Sunday, October 9, 2016
The Beach Boys: L.A. (Light Album) (1979)
When the Beach Boys took risks, they were a decent band even in 1979. Unfortunately, they retain the slick MOR sound of MIU Album for about half of its follow-up, the first of their three LPs for obscure CBS subsidiary Caribou. Bruce Johnston, returning from his seven-year hiatus from the Beach Boys (during which time he'd joined the A-list of pop composers as a result of his dreadful Barry Manilow contribution "I Write the Songs"), produces and could probably be blamed in part for the way Carl's songs "Full Sail" and "Goin' South" descend into obvious Muzak power-ballad theatrics, though who knows whether it's the reason Brian is nearly absent apart from the single and a misguidedly sexual version of "Shortenin' Bread," a long-running obsession of his (your guess is as good as mine).
Generally, though, L.A. is a major improvement over its predecessor, and even if it is a document of new-record-deal confusion, the songs spilled out along the way are sometimes fair additions to the canon. Al's "Lady Lynda" was a major hit overseas; taking its oh-so-mature cue from Bach and applying the kind of lyrics grizzled former hippies seem to like, it nonetheless is engaging, and the harmonies are wonderful. Similarly odd yet compelling is Mike Love's "Sumahama," his only worthwhile solo composition aside from "Big Sur" and one of his few sort-of-sincere moments on record as a singer; Love has absolutely no understanding of Asian culture and certainly no grasp on its language (the faux-Japanese in one of the verses is gibberish), but the over-the-top production and Love's amusing display of his softer side (?) make it seriously fun trash, though it is about two and a half minutes too long.
A disco retake of "Here Comes the Night" (from 1967's Wild Honey) is over twice as long as "Sumahama" but actually remains fairly compelling for a full ten minutes, from the lengthy buildup to the body of the original composition. Johnston had managed a hit with a disco 12" cover of the Chantays' "Pipeline," and evidently he'd decided to carry the idea over for his Beach Boys resurgence. The beat is propulsive, the vocals incredible, the production perfect even as it dips into '70s cliché. You come away feeling impressed that they would try this, and moreover stunned that it works so well. Of all the Beach Boys songs suited for a house beat and dance backing, I would not have chosen one from Wild Honey, but it may actually be the band's last display of sonic chutzpah. It was not a hit, and the band was infamously booed when performances of it were attempted, 1979 being the height of the wrongheaded "disco sucks" movement. The only L.A. track with chart success was "Good Timin'," a collaboration between Brian and Carl that should damn well have been heavenly, but it gets loaded down with keyboards and soft-rock techniques until it sounds like a midtempo Little River Band hit. It deserves better.
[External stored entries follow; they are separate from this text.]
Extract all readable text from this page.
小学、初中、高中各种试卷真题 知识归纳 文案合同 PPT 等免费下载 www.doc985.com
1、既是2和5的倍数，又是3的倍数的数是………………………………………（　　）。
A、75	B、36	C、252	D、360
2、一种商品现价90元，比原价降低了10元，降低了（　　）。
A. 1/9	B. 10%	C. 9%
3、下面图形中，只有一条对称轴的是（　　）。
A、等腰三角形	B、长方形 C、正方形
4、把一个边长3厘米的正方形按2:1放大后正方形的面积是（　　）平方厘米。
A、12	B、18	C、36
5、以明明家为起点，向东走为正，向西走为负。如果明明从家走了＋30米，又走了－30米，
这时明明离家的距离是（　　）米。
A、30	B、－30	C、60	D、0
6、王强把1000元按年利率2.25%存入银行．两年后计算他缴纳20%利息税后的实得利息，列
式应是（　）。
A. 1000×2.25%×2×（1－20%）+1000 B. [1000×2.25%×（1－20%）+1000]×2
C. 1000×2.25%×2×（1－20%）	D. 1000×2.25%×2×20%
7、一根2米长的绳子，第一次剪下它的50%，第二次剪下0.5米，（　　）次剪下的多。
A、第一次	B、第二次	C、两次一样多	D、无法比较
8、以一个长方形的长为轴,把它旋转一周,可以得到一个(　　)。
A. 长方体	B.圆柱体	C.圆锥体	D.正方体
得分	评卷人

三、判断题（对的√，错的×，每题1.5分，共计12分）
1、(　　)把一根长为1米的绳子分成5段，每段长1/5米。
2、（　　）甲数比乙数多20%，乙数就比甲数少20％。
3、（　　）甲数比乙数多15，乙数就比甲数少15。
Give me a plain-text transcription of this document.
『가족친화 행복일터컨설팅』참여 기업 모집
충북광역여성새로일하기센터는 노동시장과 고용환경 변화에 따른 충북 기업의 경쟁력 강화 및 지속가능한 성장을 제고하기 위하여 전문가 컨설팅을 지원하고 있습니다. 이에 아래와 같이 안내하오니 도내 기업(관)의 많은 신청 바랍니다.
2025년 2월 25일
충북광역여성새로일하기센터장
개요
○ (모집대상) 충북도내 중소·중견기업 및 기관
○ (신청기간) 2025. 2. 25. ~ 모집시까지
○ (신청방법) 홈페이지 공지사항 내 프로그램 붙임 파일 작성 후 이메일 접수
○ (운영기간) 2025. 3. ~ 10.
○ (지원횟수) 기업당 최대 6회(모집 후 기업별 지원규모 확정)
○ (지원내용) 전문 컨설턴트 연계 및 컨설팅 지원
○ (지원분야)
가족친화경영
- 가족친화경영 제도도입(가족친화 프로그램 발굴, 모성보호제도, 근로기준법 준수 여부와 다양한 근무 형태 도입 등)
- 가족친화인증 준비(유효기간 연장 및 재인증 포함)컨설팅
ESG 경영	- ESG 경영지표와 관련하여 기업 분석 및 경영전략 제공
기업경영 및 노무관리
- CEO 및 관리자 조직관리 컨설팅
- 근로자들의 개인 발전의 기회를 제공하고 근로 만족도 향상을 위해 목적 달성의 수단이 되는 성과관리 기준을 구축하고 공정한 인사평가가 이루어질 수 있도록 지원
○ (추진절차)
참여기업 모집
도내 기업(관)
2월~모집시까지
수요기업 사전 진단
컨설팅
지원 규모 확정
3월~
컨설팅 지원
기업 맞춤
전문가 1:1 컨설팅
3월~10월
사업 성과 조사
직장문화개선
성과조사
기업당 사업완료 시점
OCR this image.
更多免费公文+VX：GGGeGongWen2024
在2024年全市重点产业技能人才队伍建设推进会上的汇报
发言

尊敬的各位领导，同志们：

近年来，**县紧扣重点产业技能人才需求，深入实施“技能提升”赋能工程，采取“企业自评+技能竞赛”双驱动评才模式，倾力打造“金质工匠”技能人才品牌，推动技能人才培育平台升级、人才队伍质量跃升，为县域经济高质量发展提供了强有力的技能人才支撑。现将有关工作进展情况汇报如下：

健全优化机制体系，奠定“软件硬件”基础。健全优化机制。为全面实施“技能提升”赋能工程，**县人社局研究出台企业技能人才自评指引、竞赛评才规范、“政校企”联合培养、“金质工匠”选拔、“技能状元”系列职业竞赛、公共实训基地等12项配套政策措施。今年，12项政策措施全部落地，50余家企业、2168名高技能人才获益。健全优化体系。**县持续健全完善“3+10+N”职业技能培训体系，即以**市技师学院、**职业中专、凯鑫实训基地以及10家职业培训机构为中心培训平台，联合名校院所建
The songs on L.A. don't stick together; they fall into sequence and travel into tangents seemingly at random. An aching ballad with virtually no percussion follows an eleven-minute rave of bass drum loops. The only moments that seem to belong to a group are Dennis', two years after his triumphant solo debut Pacific Ocean Blue. The low-key pastiche "Love Surrounds Me" is an outtake from his unfinished Bambu, and a good one. His gruff voice emits pain over a subtle ska beat; there's no other Beach Boys song remotely like it (though they would again attempt to be the white nostalgic Wailers on the next album's dud "Sunshine"). Though it's awash in Johnston's Carpenters stylistics, "Angel Come Home" is unquestionably indispensable because of Dennis' vocal (on a song by Carl). It's the Beach Boys' most desperate love song since "Let the Wind Blow"; Dennis' quietly nuanced, brilliant reading of the unusually fine lyrics show a faint glimpse of what the band could do this late in their career if they really wanted to, not to mention how much better off they'd have been without the loss of Dennis four years later. In some sense, it's through Dennis that a Beach Boys embrace of the static adult-contemporary sound actually works, sounding like a mark of troubled maturity rather than sheer pandering.
He provides the album's centerpiece, too. The last truly classic Beach Boys song, "Baby Blue" is the moment on L.A. when everything is working correctly: his melody is not of this world, its beauty intangible and chilling. Carl's vocals seem to glide in from another universe, and Bruce's technicolor production reinforces the impression with glee. Schlocky? Maybe, a bit. Gorgeous? Absolutely. That's a microcosm for the album: the Beach Boys are making the most of what they've got, and despite the distance they can't quite surmount, there's still something respectable entrenched in this.